Terminal modification on mPEG-dendritic poly-(l)-lysine cationic diblock copolymer for efficient gene delivery

Abstract

The development of new non-viral gene vectors with the advantages of low cytotoxicity and high gene transfection efficiency is a recent trend in gene therapy. In this work, we developed a series of termini-modified mPEG-dendritic poly-(l)-lysine cationic diblock copolymers (mPEG5k-DPL4-CG) by coupling various cationic groups to the dendritic skeleton. Their molecular structures were characterized by 1H NMR, and the buffering capacities were measured by acid titration. The plasmid DNA (pDNA) binding affinities of the mPEG5k-DPL4-CG copolymers were investigated by EB displacement and agarose gel retardation assay, and the average particle size and surface charge of the polyplexes were analyzed by dynamic light scattering. Cytotoxicity and in vitro gene transfection were evaluated in several cell lines in the presence and absence of serum by the luciferase expression assay.
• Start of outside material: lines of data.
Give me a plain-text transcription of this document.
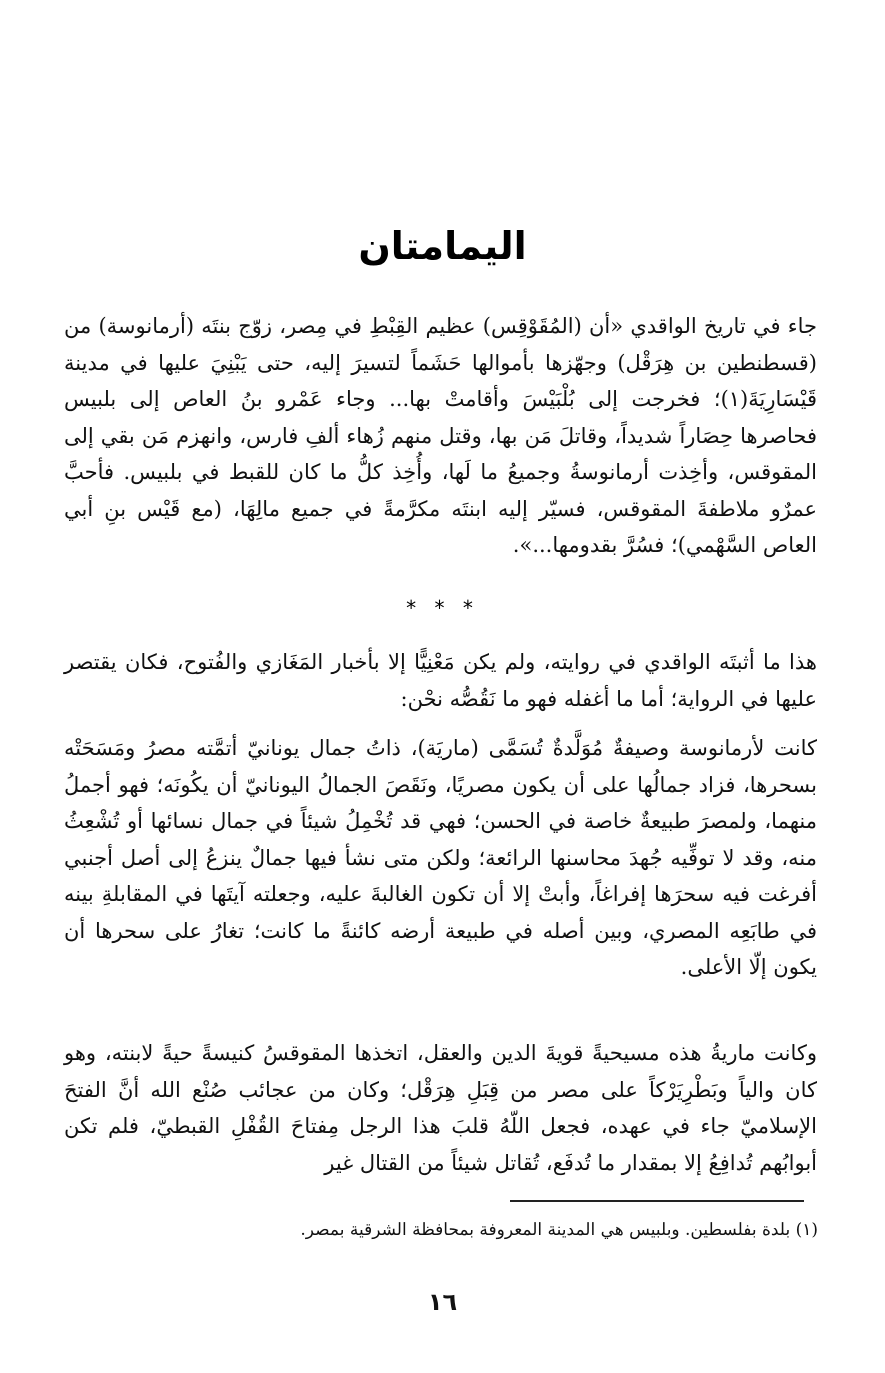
اليمامتان

جاء في تاريخ الواقدي «أن (المُقَوْقِس) عظيم القِبْطِ في مِصر، زوّج بنتَه (أرمانوسة) من (قسطنطين بن هِرَقْل) وجهّزها بأموالها حَشَماً لتسيرَ إليه، حتى يَبْنِيَ عليها في مدينة قَيْسَارِيَةَ(١)؛ فخرجت إلى بُلْبَيْسَ وأقامتْ بها... وجاء عَمْرو بنُ العاص إلى بلبيس فحاصرها حِصَاراً شديداً، وقاتلَ مَن بها، وقتل منهم زُهاء ألفِ فارس، وانهزم مَن بقي إلى المقوقس، وأخِذت أرمانوسةُ وجميعُ ما لَها، وأُخِذ كلُّ ما كان للقبط في بلبيس. فأحبَّ عمرٌو ملاطفةَ المقوقس، فسيّر إليه ابنتَه مكرَّمةً في جميع مالِهَا، (مع قَيْس بنِ أبي العاص السَّهْمي)؛ فسُرَّ بقدومها...».

* * *

هذا ما أثبتَه الواقدي في روايته، ولم يكن مَعْنِيًّا إلا بأخبار المَغَازي والفُتوح، فكان يقتصر عليها في الرواية؛ أما ما أغفله فهو ما نَقُصُّه نحْن:

كانت لأرمانوسة وصيفةٌ مُوَلَّدةٌ تُسَمَّى (ماريَة)، ذاتُ جمال يونانيّ أتمَّته مصرُ ومَسَحَتْه بسحرها، فزاد جمالُها على أن يكون مصريًا، ونَقَصَ الجمالُ اليونانيّ أن يكُونَه؛ فهو أجملُ منهما، ولمصرَ طبيعةٌ خاصة في الحسن؛ فهي قد تُخْمِلُ شيئاً في جمال نسائها أو تُشْعِثُ منه، وقد لا توفِّيه جُهدَ محاسنها الرائعة؛ ولكن متى نشأ فيها جمالٌ ينزعُ إلى أصل أجنبي أفرغت فيه سحرَها إفراغاً، وأبتْ إلا أن تكون الغالبةَ عليه، وجعلته آيتَها في المقابلةِ بينه في طابَعِه المصري، وبين أصله في طبيعة أرضه كائنةً ما كانت؛ تغارُ على سحرها أن يكون إلّا الأعلى.

وكانت ماريةُ هذه مسيحيةً قويةَ الدين والعقل، اتخذها المقوقسُ كنيسةً حيةً لابنته، وهو كان والياً وبَطْرِيَرْكاً على مصر من قِبَلِ هِرَقْل؛ وكان من عجائب صُنْع الله أنَّ الفتحَ الإسلاميّ جاء في عهده، فجعل اللّهُ قلبَ هذا الرجل مِفتاحَ القُفْلِ القبطيّ، فلم تكن أبوابُهم تُدافِعُ إلا بمقدار ما تُدفَع، تُقاتل شيئاً من القتال غير

(١) بلدة بفلسطين. وبلبيس هي المدينة المعروفة بمحافظة الشرقية بمصر.
١٦
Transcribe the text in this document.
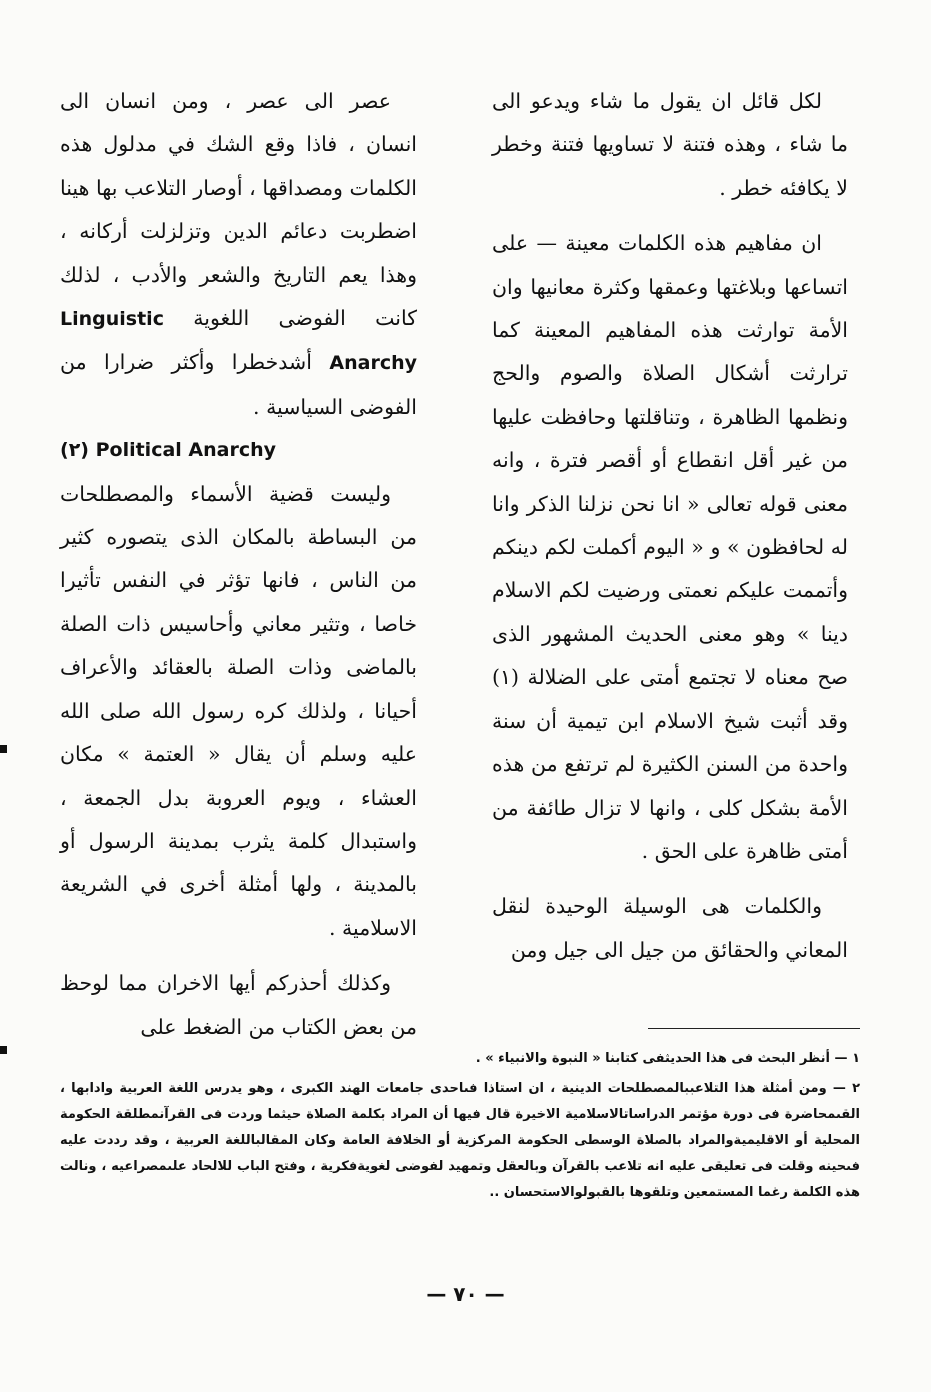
لكل قائل ان يقول ما شاء ويدعو الى ما شاء ، وهذه فتنة لا تساويها فتنة وخطر لا يكافئه خطر .

ان مفاهيم هذه الكلمات معينة — على اتساعها وبلاغتها وعمقها وكثرة معانيها وان الأمة توارثت هذه المفاهيم المعينة كما ترارثت أشكال الصلاة والصوم والحج ونظمها الظاهرة ، وتناقلتها وحافظت عليها من غير أقل انقطاع أو أقصر فترة ، وانه معنى قوله تعالى « انا نحن نزلنا الذكر وانا له لحافظون » و « اليوم أكملت لكم دينكم وأتممت عليكم نعمتى ورضيت لكم الاسلام دينا » وهو معنى الحديث المشهور الذى صح معناه لا تجتمع أمتى على الضلالة (١) وقد أثبت شيخ الاسلام ابن تيمية أن سنة واحدة من السنن الكثيرة لم ترتفع من هذه الأمة بشكل كلى ، وانها لا تزال طائفة من أمتى ظاهرة على الحق .

والكلمات هى الوسيلة الوحيدة لنقل المعاني والحقائق من جيل الى جيل ومن

عصر الى عصر ، ومن انسان الى انسان ، فاذا وقع الشك في مدلول هذه الكلمات ومصداقها ، أوصار التلاعب بها هينا اضطربت دعائم الدين وتزلزلت أركانه ، وهذا يعم التاريخ والشعر والأدب ، لذلك كانت الفوضى اللغوية Linguistic Anarchy أشدخطرا وأكثر ضرارا من الفوضى السياسية .

(٢) Political Anarchy

وليست قضية الأسماء والمصطلحات من البساطة بالمكان الذى يتصوره كثير من الناس ، فانها تؤثر في النفس تأثيرا خاصا ، وتثير معاني وأحاسيس ذات الصلة بالماضى وذات الصلة بالعقائد والأعراف أحيانا ، ولذلك كره رسول الله صلى الله عليه وسلم أن يقال « العتمة » مكان العشاء ، ويوم العروبة بدل الجمعة ، واستبدال كلمة يثرب بمدينة الرسول أو بالمدينة ، ولها أمثلة أخرى في الشريعة الاسلامية .

وكذلك أحذركم أيها الاخران مما لوحظ من بعض الكتاب من الضغط على

١ — أنظر البحث فى هذا الحديثفى كتابنا « النبوة والانبياء » .

٢ — ومن أمثلة هذا التلاعببالمصطلحات الدينية ، ان استاذا فىاحدى جامعات الهند الكبرى ، وهو يدرس اللغة العربية وادابها ، القىمحاضرة فى دورة مؤتمر الدراساتالاسلامية الاخيرة قال فيها أن المراد بكلمة الصلاة حيثما وردت فى القرآنمطلقة الحكومة المحلية أو الاقليميةوالمراد بالصلاة الوسطى الحكومة المركزية أو الخلافة العامة وكان المقالباللغة العربية ، وقد رددت عليه فىحينه وقلت فى تعليقى عليه انه تلاعب بالقرآن وبالعقل وتمهيد لفوضى لغويةفكرية ، وفتح الباب للالحاد علىمصراعيه ، ونالت هذه الكلمة رغما المستمعين وتلقوها بالقبولوالاستحسان ..

— ٧٠ —
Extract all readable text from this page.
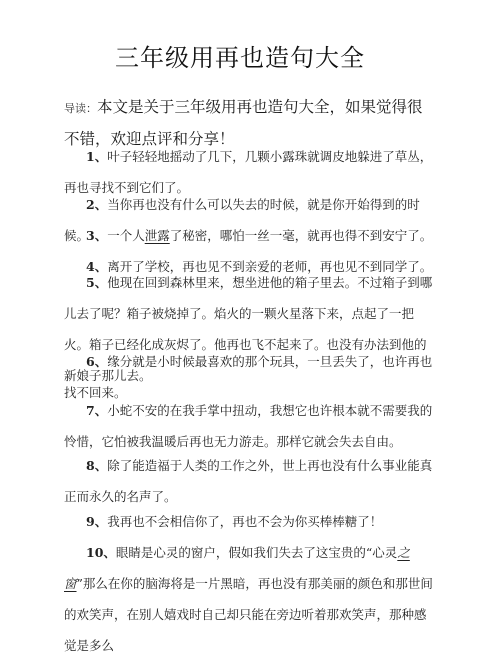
三年级用再也造句大全
导读：本文是关于三年级用再也造句大全，如果觉得很不错，欢迎点评和分享！
1、叶子轻轻地摇动了几下，几颗小露珠就调皮地躲进了草丛，再也寻找不到它们了。
2、当你再也没有什么可以失去的时候，就是你开始得到的时候。
3、一个人泄露了秘密，哪怕一丝一毫，就再也得不到安宁了。
4、离开了学校，再也见不到亲爱的老师，再也见不到同学了。
5、他现在回到森林里来，想坐进他的箱子里去。不过箱子到哪儿去了呢？箱子被烧掉了。焰火的一颗火星落下来，点起了一把火。箱子已经化成灰烬了。他再也飞不起来了。也没有办法到他的新娘子那儿去。
6、缘分就是小时候最喜欢的那个玩具，一旦丢失了，也许再也找不回来。
7、小蛇不安的在我手掌中扭动，我想它也许根本就不需要我的怜惜，它怕被我温暖后再也无力游走。那样它就会失去自由。
8、除了能造福于人类的工作之外，世上再也没有什么事业能真正而永久的名声了。
9、我再也不会相信你了，再也不会为你买棒棒糖了！
10、眼睛是心灵的窗户，假如我们失去了这宝贵的“心灵之窗”那么在你的脑海将是一片黑暗，再也没有那美丽的颜色和那世间的欢笑声，在别人嬉戏时自己却只能在旁边听着那欢笑声，那种感觉是多么
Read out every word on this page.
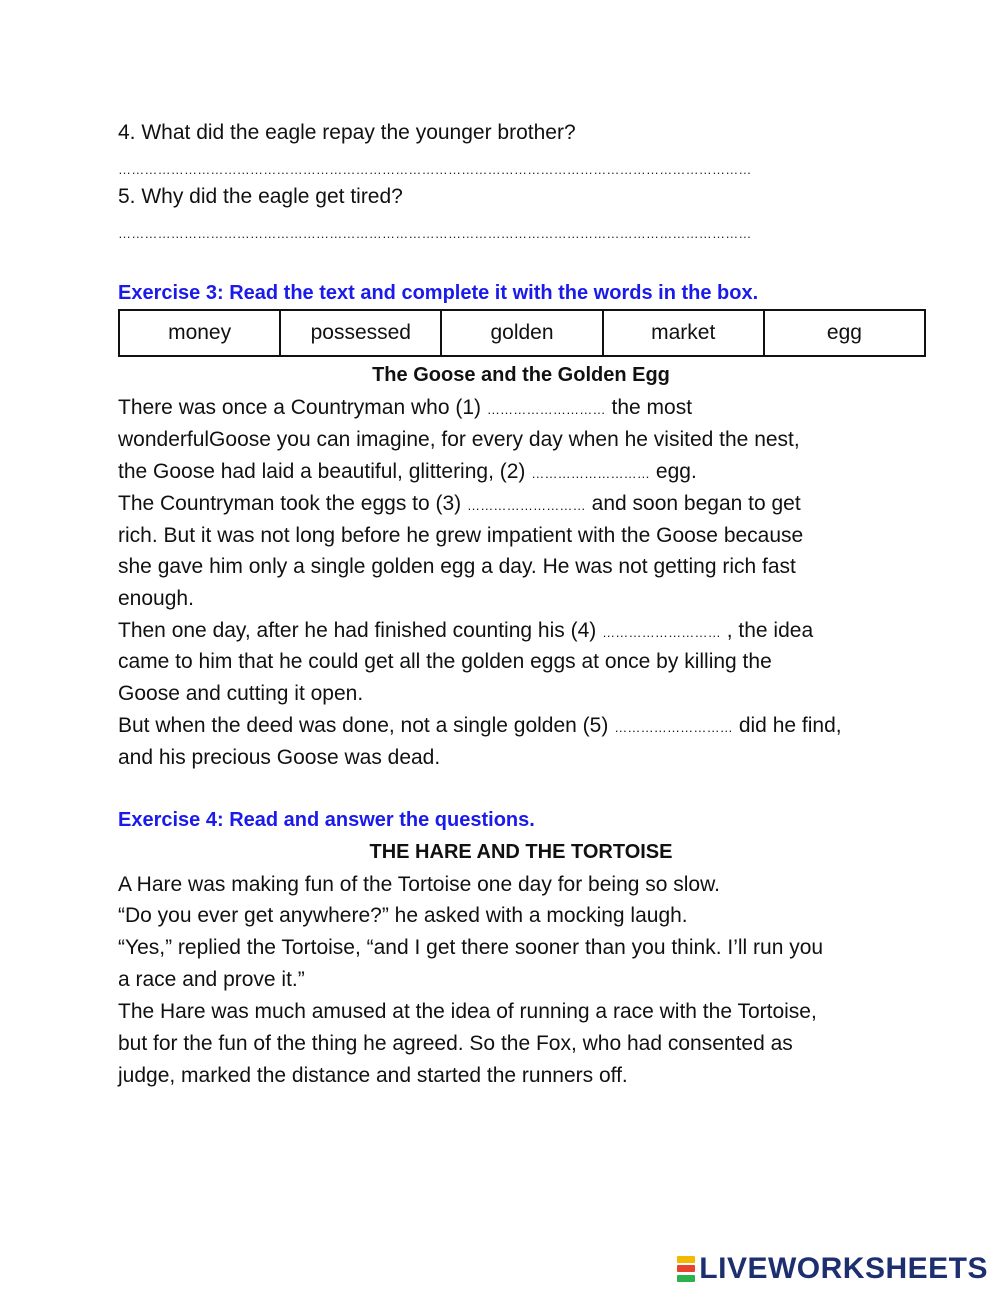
4. What did the eagle repay the younger brother?
………………………………………………………………………………………………………………………………
5. Why did the eagle get tired?
………………………………………………………………………………………………………………………………
Exercise 3: Read the text and complete it with the words in the box.
money	possessed	golden	market	egg
The Goose and the Golden Egg
There was once a Countryman who (1) ……………………… the most
wonderfulGoose you can imagine, for every day when he visited the nest,
the Goose had laid a beautiful, glittering, (2) ……………………… egg.
The Countryman took the eggs to (3) ……………………… and soon began to get
rich. But it was not long before he grew impatient with the Goose because
she gave him only a single golden egg a day. He was not getting rich fast
enough.
Then one day, after he had finished counting his (4) ……………………… , the idea
came to him that he could get all the golden eggs at once by killing the
Goose and cutting it open.
But when the deed was done, not a single golden (5) ……………………… did he find,
and his precious Goose was dead.
Exercise 4: Read and answer the questions.
THE HARE AND THE TORTOISE
A Hare was making fun of the Tortoise one day for being so slow.
“Do you ever get anywhere?” he asked with a mocking laugh.
“Yes,” replied the Tortoise, “and I get there sooner than you think. I’ll run you
a race and prove it.”
The Hare was much amused at the idea of running a race with the Tortoise,
but for the fun of the thing he agreed. So the Fox, who had consented as
judge, marked the distance and started the runners off.
LIVEWORKSHEETS
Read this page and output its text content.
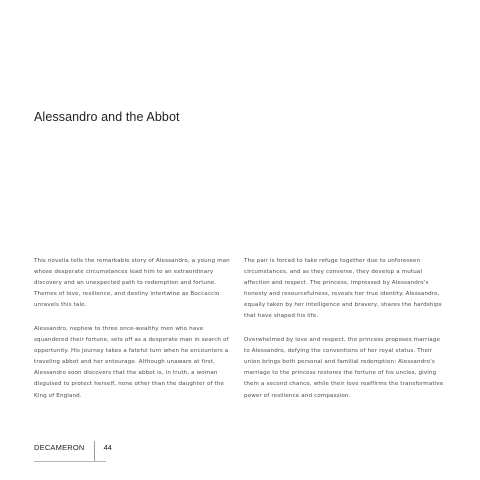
Alessandro and the Abbot

This novella tells the remarkable story of Alessandro, a young man whose desperate circumstances lead him to an extraordinary discovery and an unexpected path to redemption and fortune. Themes of love, resilience, and destiny intertwine as Boccaccio unravels this tale.

Alessandro, nephew to three once-wealthy men who have squandered their fortune, sets off as a desperate man in search of opportunity. His journey takes a fateful turn when he encounters a traveling abbot and her entourage. Although unaware at first, Alessandro soon discovers that the abbot is, in truth, a woman disguised to protect herself, none other than the daughter of the King of England.

The pair is forced to take refuge together due to unforeseen circumstances, and as they converse, they develop a mutual affection and respect. The princess, impressed by Alessandro's honesty and resourcefulness, reveals her true identity. Alessandro, equally taken by her intelligence and bravery, shares the hardships that have shaped his life.

Overwhelmed by love and respect, the princess proposes marriage to Alessandro, defying the conventions of her royal status. Their union brings both personal and familial redemption: Alessandro's marriage to the princess restores the fortune of his uncles, giving them a second chance, while their love reaffirms the transformative power of resilience and compassion.

DECAMERON	44
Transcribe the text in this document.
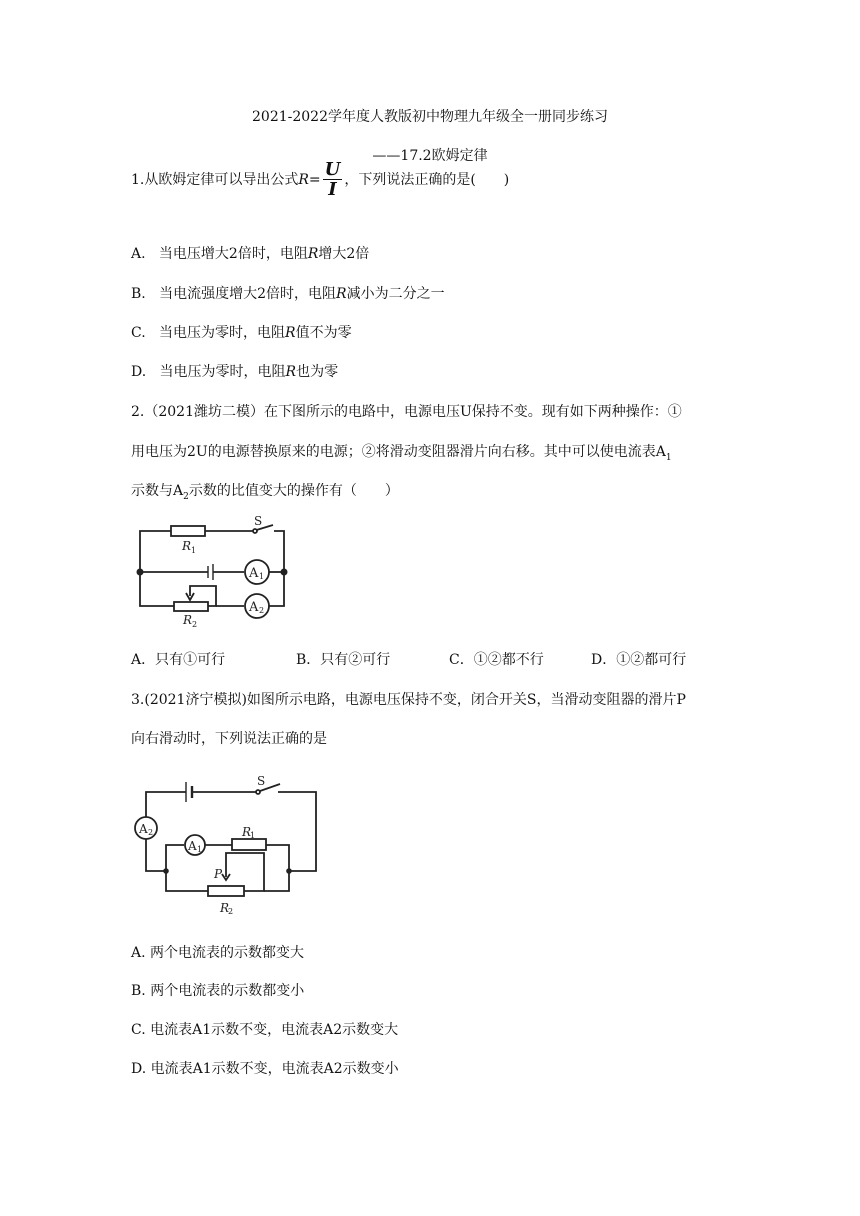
2021-2022学年度人教版初中物理九年级全一册同步练习
——17.2欧姆定律
1.从欧姆定律可以导出公式$R= \frac{U}{I}$ ，下列说法正确的是(　　)
A. 当电压增大2倍时，电阻R增大2倍
B. 当电流强度增大2倍时，电阻R减小为二分之一
C. 当电压为零时，电阻R值不为零
D. 当电压为零时，电阻R也为零
2.（2021潍坊二模）在下图所示的电路中，电源电压U保持不变。现有如下两种操作：①
用电压为2U的电源替换原来的电源；②将滑动变阻器滑片向右移。其中可以使电流表$A_1$
示数与$A_2$示数的比值变大的操作有（　　）
S
R 1
R 2
A 1
A 2
A．只有①可行	B．只有②可行	C．①②都不行	D．①②都可行
3.(2021济宁模拟)如图所示电路，电源电压保持不变，闭合开关S，当滑动变阻器的滑片P
向右滑动时，下列说法正确的是
S
P
R
1
R
2
A 2
A 1
A. 两个电流表的示数都变大
B. 两个电流表的示数都变小
C. 电流表A1示数不变，电流表A2示数变大
D. 电流表A1示数不变，电流表A2示数变小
The results indicated that the low molecular weight polyethylenimine (PEI800) termini-modified copolymer, mPEG5k-DPL4-PEI800, possessed high pDNA binding affinity, low cytotoxicity, and high gene transfection capability which were maintained in the presence of serum (10% FBS). It is worth noting that the gene delivery efficiency of the dendritic poly-(l)-lysine gene vector was enhanced by termini modification of suitable cationic blocks. The low cytotoxicity and serum-resistance properties of mPEG5k-DPL4-PEI800 make it a potential long-circulating gene vector in gene therapy applications.